Has US-Vietnam Coronavirus Pandemic Cooperation hit a Stumbling Block?
US -During the coronavirus outbreak, numerous political analysts speculated that the crisis would reconstruct the worldwide order. However, throughout history, we have observed that various pandemics and plagues have added to the rise and fall of great powers. Currently, we are witnessing that coronavirus is already having tremendous geopolitical consequences.
In Southeast Asia, countries like Vietnam are caught in between vaccine nationalism since both the US and China develop their immunizations and promise a great many dosages, while on the other hand, they are missing the mark on delivery.
As per Geopolitical Monitor, a similar situation is unfurling at the UN COP26, where worldwide leaders, including the US, have displayed an excessive amount of confidence about fighting climate change; however, they have failed to draw a plan about lessening global warming.
In 2020, Vietnam was applauded for its efficient response to the pandemic, yet in 2021 the Communist Party is seen battling the postponements in securing vaccine pledges.

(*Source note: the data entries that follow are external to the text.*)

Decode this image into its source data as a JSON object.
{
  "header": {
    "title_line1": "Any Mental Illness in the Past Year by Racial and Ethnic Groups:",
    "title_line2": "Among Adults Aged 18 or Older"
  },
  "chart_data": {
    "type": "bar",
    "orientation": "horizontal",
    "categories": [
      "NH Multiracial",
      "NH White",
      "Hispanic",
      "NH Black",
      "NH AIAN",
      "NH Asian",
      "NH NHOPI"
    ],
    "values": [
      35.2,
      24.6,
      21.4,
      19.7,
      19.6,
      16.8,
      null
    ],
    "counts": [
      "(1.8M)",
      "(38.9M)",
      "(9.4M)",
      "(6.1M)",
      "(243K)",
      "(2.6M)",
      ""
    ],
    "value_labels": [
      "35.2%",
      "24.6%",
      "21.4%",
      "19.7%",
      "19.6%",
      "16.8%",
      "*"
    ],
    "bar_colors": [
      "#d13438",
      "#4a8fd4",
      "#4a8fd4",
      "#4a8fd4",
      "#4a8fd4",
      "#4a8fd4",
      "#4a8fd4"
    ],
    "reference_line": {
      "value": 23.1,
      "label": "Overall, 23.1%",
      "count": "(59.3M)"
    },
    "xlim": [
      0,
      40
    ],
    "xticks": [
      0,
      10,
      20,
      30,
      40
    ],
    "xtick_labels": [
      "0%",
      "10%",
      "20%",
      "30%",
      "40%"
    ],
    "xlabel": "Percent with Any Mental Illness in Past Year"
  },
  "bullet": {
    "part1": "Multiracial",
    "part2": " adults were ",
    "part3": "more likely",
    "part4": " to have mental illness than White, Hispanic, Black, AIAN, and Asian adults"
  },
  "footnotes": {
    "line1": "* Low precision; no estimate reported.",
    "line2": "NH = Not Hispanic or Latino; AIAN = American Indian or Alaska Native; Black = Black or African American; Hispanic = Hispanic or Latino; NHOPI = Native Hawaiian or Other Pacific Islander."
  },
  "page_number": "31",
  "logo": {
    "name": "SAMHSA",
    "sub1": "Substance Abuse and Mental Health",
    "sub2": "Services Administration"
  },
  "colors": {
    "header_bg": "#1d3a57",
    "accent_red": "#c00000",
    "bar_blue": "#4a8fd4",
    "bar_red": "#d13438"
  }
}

Some experts on Vietnam policy believe that the pandemic indicates a chance to draw more prominent strategic cooperation between world leaders.
COVAX was launched on 24 April 2020 to tackle the Covid-19 pandemic. It is a global initiative, with more than 66% of the world’s most diverse coronavirus vaccines portfolio.
Moreover, the countries that produce vaccines can help set up mutual supply agreements with the nations that require them.
For the time being, the Vietnamese government carefully gauges the political significance of the number of jabs received rather than what’s been vowed.
Hence the continuous struggle of vaccine diplomacy between Beijing and Washington lays extensively on the front line responses from Vietnamese people.
The shortage of vaccines has compelled Vietnam to curb its initiative, even as the Delta variant has tainted more than 984,000 people and killed 22,688 since the outbreak.
The earlier declarations from the top heads of the Quad, the US, Japan, India, and Australia, who vowed more than 1 billion vaccine doses to the Indo-Pacific region by 2022, is encouraging. Yet, many generally view this vow as symbolic of countering the Chinese vaccine diplomacy.
Subsequently, the Biden Government is finding ways to persuade Hanoi and its residents that the US is a more popular vaccine partner than Beijing.
In the meantime, Vietnam’s health authorities are trying to accelerate its immunization program with an end goal to relax the Covid lockdown limitations, particularly in significant urban areas, to empower the tourism sector to reopen and to circumvent labor shortage and various supply chains.